How many online identities does it take to create the right space for letting thoughts wander as they did before all the commotion? For the moment, this space will do.
There seems to be a plethora of ways to communicate with everyone, but not such a lot of ways to create a place for one or two close friends to "speak" together from a distance: It seems G+ has that possibility, but how then to clear away the excess offerings?
Snail mail seems much too slow anymore and I wonder whether our brains were different in the days when we waited two weeks or more for a reply. What will I find to say here in this newly refound, old blog created on a whim one day while "doodles" showed me his new and exciting adventure online?
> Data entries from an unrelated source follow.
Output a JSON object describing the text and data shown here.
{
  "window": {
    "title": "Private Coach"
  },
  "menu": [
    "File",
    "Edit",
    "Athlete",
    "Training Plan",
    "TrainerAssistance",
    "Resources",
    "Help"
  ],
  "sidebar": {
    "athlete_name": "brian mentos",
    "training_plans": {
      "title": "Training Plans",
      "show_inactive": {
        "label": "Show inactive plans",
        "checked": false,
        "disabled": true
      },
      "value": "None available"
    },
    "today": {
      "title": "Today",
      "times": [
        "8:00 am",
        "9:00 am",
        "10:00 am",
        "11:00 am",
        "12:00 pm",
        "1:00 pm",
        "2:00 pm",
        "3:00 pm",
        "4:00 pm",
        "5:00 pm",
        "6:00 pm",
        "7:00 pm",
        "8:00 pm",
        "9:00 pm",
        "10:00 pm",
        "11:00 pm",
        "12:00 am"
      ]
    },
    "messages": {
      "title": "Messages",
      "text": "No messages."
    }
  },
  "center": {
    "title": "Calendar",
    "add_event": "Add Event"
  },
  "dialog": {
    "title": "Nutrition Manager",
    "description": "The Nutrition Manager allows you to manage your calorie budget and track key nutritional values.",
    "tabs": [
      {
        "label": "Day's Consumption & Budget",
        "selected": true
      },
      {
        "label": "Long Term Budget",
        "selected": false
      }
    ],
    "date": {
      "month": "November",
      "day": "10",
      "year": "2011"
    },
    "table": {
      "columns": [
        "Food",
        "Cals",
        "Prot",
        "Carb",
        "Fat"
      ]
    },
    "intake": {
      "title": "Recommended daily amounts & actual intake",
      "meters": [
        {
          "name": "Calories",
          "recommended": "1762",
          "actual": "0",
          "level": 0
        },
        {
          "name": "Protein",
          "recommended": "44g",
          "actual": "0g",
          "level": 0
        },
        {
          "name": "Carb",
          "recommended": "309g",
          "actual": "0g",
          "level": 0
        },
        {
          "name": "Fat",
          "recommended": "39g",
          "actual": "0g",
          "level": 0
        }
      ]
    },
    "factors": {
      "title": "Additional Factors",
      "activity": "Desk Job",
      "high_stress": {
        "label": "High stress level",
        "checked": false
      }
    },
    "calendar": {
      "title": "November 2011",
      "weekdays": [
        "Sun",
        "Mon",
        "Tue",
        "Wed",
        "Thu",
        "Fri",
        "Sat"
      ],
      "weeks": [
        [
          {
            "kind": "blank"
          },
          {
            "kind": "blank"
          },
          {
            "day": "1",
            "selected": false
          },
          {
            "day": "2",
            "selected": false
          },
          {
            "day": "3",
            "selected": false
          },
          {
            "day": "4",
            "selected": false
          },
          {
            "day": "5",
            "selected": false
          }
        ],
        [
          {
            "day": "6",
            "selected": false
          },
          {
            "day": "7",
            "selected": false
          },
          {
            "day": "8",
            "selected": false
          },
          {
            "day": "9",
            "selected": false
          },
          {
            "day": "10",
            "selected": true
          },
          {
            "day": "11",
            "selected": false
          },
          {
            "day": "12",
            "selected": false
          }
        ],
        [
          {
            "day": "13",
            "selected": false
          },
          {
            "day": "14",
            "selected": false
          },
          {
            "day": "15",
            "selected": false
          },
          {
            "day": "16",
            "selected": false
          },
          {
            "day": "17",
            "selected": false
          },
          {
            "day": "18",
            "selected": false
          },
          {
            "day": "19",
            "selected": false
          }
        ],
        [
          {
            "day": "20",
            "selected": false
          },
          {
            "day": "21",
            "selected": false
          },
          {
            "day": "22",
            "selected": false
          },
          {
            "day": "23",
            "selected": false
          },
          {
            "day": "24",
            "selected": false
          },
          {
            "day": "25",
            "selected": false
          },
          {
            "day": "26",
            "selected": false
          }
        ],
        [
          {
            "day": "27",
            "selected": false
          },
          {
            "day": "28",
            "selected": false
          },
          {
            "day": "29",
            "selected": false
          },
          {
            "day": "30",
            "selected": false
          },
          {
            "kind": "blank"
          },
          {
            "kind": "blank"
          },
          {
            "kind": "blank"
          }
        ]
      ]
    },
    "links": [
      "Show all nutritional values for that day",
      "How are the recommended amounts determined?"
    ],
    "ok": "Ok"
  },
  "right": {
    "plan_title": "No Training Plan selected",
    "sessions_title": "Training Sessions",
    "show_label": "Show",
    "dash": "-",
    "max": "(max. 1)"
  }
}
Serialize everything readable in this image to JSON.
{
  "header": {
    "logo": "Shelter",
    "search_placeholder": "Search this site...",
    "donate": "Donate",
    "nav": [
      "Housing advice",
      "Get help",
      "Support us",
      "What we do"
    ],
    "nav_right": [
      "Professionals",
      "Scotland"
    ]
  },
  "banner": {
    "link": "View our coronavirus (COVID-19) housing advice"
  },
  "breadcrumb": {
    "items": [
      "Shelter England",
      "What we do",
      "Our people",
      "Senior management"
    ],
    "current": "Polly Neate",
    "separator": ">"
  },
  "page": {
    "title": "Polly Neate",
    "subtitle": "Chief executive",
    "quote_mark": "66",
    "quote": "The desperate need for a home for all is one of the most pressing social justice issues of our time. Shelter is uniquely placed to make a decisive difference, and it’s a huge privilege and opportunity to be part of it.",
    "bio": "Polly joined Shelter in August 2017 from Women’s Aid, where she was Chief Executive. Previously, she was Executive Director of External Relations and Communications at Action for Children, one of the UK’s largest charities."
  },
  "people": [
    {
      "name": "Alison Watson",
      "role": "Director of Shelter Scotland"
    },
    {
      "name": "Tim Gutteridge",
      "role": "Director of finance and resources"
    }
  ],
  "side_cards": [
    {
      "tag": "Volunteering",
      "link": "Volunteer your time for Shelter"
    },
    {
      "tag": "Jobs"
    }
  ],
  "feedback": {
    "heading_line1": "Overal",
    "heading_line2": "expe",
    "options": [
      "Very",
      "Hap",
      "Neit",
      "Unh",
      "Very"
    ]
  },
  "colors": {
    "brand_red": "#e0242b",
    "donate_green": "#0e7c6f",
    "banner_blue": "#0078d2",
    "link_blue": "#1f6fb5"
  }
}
In addition to this blog, I have two others on Blogger - one created for my sister, Raven Maven, and one created for me while tending my sister. This blog was lost and forgotten until G+ searched my deep and forgotten past and "connected" my various parts. Two actual websites cost me about $10 a year each - tinalee.org and cranberryduff.net each had their purpose when begun back before google offered free dissemination of online presence. A clumsy interface leaves those forlorn as this blogger works so smoothly and swiftly. The most recent addition is a small professional page hosted by the American Massage Therapy Association which has the advantage of a "contact me" function funneling to my email without showing my address. Formerly I had a presence in Multiply and something else before that. I don't know if those even exist anymore. On Multiply I was part of a small poetry "club" with members from every continent - sadly lost to me now. facebook serves as a wild-ride public exchange of jokes, ideas, idiocy, and opportunity, but there is no space for contemplation, no room to expand a thought and return to it later alone yet in the open air - as if practicing tai-chi on the town common: alone yet unhidden.